🌐 Available README Versions:
🇰🇷 한국어 (Korean) | 🇯🇵 日本語 (Japanese)
경요세계(瓊瑤世界): 'Two Jade Orbs Reflecting Each Other'
‐ Inscription on the two-story bell tower left by astronomer Park An-Gi in Shizuoka’s Seikenji Temple, 1643
성신교린(誠信交隣): 'Exchange with Sincerity and Trust'
‐ Written by Amenomori Hōshū in the book「Kyoryo Seisei」 at Busan Choryang Japanese dormitory, 1728
This project aims to provide a neutral perspective on Korea-Japan relations by crawling and analyzing news articles from both countries.

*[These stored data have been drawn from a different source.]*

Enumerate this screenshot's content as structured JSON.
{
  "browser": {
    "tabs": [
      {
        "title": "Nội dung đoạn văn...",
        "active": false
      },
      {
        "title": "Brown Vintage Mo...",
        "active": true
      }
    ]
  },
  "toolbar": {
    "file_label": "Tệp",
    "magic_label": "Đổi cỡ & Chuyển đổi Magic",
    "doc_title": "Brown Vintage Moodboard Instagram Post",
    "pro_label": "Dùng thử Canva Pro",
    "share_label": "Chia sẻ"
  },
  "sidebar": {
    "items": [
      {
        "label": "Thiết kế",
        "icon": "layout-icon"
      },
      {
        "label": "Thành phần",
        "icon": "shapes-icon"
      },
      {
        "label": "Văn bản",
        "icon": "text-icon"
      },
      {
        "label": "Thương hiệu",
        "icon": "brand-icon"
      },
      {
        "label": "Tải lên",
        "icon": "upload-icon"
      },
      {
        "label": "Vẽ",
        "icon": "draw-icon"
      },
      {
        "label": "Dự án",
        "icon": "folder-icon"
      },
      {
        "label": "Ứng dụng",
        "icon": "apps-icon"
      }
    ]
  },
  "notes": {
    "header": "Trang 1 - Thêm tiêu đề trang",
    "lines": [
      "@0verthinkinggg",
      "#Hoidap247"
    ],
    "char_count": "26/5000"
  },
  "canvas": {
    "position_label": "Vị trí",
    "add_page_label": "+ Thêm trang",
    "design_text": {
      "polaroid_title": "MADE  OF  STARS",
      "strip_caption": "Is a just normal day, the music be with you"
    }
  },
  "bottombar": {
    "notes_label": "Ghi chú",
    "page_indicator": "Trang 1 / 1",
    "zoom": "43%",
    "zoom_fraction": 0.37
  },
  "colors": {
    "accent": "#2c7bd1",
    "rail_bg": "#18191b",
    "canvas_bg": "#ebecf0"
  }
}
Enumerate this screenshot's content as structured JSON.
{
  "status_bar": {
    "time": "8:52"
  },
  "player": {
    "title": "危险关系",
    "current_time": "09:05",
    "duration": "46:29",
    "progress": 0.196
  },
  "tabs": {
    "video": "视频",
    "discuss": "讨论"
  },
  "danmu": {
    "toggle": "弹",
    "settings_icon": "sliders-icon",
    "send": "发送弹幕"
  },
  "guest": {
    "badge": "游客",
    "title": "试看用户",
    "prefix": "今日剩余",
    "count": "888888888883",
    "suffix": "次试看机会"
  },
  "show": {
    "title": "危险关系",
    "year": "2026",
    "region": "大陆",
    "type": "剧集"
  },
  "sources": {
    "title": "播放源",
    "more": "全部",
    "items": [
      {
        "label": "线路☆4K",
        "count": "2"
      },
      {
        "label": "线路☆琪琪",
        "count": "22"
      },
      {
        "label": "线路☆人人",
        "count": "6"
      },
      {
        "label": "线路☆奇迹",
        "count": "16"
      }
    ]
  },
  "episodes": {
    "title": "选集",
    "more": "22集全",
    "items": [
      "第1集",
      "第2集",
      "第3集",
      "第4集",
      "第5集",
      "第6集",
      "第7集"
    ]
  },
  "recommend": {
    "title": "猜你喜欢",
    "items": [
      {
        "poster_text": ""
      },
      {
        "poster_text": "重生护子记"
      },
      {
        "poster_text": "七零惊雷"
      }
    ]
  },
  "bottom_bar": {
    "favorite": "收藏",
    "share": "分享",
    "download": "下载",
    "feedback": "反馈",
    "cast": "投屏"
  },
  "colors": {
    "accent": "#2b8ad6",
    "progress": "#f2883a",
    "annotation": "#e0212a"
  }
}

Users can intuitively experience all steps—crawling, classification, summarization, and neutral article generation—via a Streamlit-based interface.
- Crawl news articles with specific keywords which means Korea-Japan relations from Joongang Ilbo and Yomiuri Shimbun.
- Expand coverage to include Joongang, Kyunghyang, Asahi, and Yomiuri, incorporating political biases from both sides to ensure comprehensive neutrality.
- Cluster crawled articles by topic and generate neutral articles reflecting multifaceted perspectives using OpenAI API.
- The service is built on Streamlit, allowing users to experience each step directly.
- Preview the entire process if executing it yourself is cumbersome.
- Article Crawling: Gather article lists and full content from Korean and Japanese media based on specific keywords ("한일" in Korean, "日韓" in Japanese) .
- Data Classification: Cluster articles by topics for categorization.
- Summarization: Summarize the core content of selected articles.
- Neutral Article Generation: Generate articles with neutral perspectives based on the summaries.
- Crawling: Selenium, BeautifulSoup, Pandas
- Text Processing & Clustering: OpenAI API, HuggingFace
- Neutral Article Generation: OpenAI API (GPT model)
- Interface: Streamlit
- Language: Python 3.8+
-
Clone the Project
git clone https://github.com/fairyofdata/LLM_NAKOJA cd LLM_NAKOJA
-
Install Required Libraries
pip install -r requirements.txt
-
Run the Streamlit App
streamlit run main.py
Access the app locally at http://localhost:8501 to explore the features.
- This app uses the OpenAI API for functionality.
- When you run the app, you will see a field to input your OpenAI API key.
- You can obtain your API key from the OpenAI API Key Page.
- Click "Collect Joongang Articles" or "Collect Yomiuri Articles" to gather news articles.
- Articles matching keywords which means Korea-Japan relations ("한일" in Korean, "日韓" in Japanese) are collected.
- The article count updates in real-time during the process.
- Once crawling completes, the article list is displayed.
- Click the "Classify Headlines" button to group articles by category.
- Categorized articles appear in table format for user review.
- Choose a category and click "Select Korea-Japan Article Pair" to find articles addressing similar topics.
- Click the "Generate Neutral Article" button to create a neutral article based on selected articles.
- The generated article reflects diverse perspectives to provide balanced insights into bilateral issues.
- Crawling Module: Collects article lists and links from news websites using Selenium and BeautifulSoup, then retrieves full text by accessing individual links.
- Classification Module: Uses OpenAI API to analyze article titles and categorize them by topic.
- Summarization & Neutral Article Generation Module: Summarizes selected articles and generates neutral articles through the OpenAI API.
- User Interface (UI): Built with Streamlit, providing buttons and visual results for each feature.
- Tested across various topics to verify classification and neutral article generation.
- Accuracy and quality improvements will be driven by user feedback.
- Multilingual Support: Expand to handle languages beyond Korean and Japanese.
- Real-Time Updates: Automatically fetch and update articles at regular intervals.
- Enhanced AI Models: Improve summarization and understanding accuracy by integrating advanced NLP models.
This project aims to reconstruct biased news reports between Korea and Japan into neutral perspectives, fostering mutual understanding. It serves as a practical showcase of data science and NLP techniques applied to real-world text processing and generation challenges.
Business Use Cases:
- Insights from Data Analysis: Companies can analyze public sentiment on bilateral issues to guide strategy.
- Efficiency Through Automation: Automate the labor-intensive process of article collection, classification, and summarization.
- Agility in Market Response: Use real-time data to quickly adapt to shifting public and market trends.